44. The mold of claim 43, wherein the carbon black comprises furnace-formed carbon black.

45. The mold of claim 43, wherein the carbon black constitutes more than two percent by weight of the mold release agent.

46. The mold of claim 43, wherein the carbon black constitutes more than three percent by weight of the mold release agent.

47. The mold of claim 43, wherein the carbon black is present in the mold release agent in an amount in a range from three percent to seven percent by weight of the mold release agent.

48. The mold of claim 42, wherein the carbon particles are present in the mold release agent in an amount greater than two weight percent of the mold release agent.

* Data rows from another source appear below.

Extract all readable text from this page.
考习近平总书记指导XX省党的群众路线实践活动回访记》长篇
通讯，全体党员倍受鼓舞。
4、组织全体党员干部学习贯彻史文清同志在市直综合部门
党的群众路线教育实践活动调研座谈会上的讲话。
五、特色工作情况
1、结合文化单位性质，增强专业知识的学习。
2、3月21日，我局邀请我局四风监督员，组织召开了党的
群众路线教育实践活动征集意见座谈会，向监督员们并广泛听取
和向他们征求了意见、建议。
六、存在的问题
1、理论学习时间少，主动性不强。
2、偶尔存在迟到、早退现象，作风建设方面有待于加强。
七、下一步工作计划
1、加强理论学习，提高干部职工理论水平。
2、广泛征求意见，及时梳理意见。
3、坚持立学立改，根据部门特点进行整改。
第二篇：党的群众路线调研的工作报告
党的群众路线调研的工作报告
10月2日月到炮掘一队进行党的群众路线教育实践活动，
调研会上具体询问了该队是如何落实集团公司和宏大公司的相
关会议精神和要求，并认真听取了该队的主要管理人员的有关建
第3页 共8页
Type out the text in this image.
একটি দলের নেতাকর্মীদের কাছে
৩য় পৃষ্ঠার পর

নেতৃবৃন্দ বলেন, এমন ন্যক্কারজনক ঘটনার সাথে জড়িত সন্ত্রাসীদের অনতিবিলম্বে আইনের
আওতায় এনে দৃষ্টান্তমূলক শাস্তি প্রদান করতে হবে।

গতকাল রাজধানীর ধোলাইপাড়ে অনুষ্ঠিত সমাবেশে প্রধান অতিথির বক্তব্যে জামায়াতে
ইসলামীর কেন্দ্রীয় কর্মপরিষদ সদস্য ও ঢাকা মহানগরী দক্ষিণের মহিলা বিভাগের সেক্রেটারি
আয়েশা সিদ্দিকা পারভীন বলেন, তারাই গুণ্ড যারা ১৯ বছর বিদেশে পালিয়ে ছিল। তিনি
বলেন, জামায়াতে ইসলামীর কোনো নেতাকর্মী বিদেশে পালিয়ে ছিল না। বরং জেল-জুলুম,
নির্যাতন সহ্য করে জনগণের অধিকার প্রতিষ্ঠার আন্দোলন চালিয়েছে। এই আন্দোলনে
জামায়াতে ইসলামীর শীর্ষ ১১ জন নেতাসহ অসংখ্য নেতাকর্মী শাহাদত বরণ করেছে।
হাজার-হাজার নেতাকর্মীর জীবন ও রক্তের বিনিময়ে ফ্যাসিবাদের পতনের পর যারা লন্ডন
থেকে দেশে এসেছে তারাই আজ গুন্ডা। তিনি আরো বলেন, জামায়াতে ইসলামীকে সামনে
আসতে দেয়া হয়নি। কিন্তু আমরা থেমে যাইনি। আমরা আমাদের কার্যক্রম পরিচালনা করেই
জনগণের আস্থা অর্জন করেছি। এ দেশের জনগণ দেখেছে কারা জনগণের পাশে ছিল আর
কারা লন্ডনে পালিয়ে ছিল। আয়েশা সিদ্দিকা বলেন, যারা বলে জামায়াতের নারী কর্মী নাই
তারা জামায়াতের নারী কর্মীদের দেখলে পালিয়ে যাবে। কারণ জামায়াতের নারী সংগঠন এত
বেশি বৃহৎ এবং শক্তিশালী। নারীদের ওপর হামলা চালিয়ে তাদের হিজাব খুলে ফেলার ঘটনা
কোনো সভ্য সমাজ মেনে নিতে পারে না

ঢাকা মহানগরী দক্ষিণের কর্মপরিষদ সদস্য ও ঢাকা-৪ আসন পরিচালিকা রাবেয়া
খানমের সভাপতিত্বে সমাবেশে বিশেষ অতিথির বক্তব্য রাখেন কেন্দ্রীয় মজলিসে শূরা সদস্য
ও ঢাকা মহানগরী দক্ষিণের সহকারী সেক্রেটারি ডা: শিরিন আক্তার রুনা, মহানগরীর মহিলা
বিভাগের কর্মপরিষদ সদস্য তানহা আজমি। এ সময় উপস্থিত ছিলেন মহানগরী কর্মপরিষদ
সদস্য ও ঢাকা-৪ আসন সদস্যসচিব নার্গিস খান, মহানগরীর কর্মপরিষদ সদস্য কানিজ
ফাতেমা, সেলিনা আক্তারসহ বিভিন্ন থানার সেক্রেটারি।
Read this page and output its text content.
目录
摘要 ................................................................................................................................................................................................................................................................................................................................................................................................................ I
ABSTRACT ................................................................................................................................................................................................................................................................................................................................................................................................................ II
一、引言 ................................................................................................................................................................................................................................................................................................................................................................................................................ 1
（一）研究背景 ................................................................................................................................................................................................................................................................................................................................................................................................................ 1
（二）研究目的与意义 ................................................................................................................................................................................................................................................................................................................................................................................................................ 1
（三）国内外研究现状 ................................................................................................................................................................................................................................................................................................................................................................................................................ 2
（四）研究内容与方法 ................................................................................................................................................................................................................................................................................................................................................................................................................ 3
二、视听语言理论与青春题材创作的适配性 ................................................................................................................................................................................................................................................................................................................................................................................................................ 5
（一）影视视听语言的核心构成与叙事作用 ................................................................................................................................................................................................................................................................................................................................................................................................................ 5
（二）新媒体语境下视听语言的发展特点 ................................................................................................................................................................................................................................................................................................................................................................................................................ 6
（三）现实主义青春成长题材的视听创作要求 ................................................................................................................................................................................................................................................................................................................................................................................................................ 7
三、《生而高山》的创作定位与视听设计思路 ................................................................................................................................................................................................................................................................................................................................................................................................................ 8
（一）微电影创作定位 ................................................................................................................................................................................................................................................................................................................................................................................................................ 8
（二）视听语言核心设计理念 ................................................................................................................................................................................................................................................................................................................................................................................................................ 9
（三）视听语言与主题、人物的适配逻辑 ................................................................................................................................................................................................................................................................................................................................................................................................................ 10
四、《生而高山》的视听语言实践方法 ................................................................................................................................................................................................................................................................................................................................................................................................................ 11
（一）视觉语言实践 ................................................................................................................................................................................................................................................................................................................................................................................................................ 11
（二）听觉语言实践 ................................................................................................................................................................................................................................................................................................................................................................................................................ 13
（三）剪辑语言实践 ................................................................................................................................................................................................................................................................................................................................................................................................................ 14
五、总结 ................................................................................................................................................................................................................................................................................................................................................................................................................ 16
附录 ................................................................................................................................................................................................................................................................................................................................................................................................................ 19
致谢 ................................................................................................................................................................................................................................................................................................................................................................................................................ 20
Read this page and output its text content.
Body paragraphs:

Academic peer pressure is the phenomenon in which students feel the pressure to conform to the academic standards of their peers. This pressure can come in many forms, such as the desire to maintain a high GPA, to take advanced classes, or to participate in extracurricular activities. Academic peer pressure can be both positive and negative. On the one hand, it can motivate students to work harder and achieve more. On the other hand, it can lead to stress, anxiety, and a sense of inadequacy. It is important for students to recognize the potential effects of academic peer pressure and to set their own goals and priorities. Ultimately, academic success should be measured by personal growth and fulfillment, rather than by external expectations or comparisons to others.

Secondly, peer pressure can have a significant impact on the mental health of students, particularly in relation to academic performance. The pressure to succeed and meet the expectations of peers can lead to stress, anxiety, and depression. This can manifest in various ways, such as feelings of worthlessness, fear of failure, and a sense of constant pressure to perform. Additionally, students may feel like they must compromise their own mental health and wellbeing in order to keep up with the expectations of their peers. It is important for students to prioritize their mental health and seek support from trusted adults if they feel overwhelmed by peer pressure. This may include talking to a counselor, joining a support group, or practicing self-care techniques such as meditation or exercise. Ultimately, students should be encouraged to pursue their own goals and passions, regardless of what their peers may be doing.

49. The mold of claim 42, wherein the carbon particles are present in the mold release agent in an amount greater than three weight percent of the mold release agent.

50. The mold of claim 42, wherein the carbon particles are present in the mold release agent in an amount ranging from three weight percent to seven weight percent of the mold release agent.

51. The mold of claim 36, wherein the mold release agent has a surface resistivity ranging from 1×10⁶ohms/in²to 1×10¹²ohms/in².

52. A method of shaping materials using

a mold having a cavity presenting a contact surface shaped for comformably shaping contents placed into the cavity, and

a mold release agent covering the contact surface, the method comprising:

placing contents into the mold for shaping in contact with the mold release agent, the mold release agent being formed from a composition comprising conductive carbon particles mixed to a dispersion with a silicone epoxy resin in effective amounts to impart, upon curing of the silicone epoxy resin, a surface resistivity less than 1×10¹²ohms/in²to the mold release agent;

molding the contents into a predetermined shape; and

removing the contents from the mold.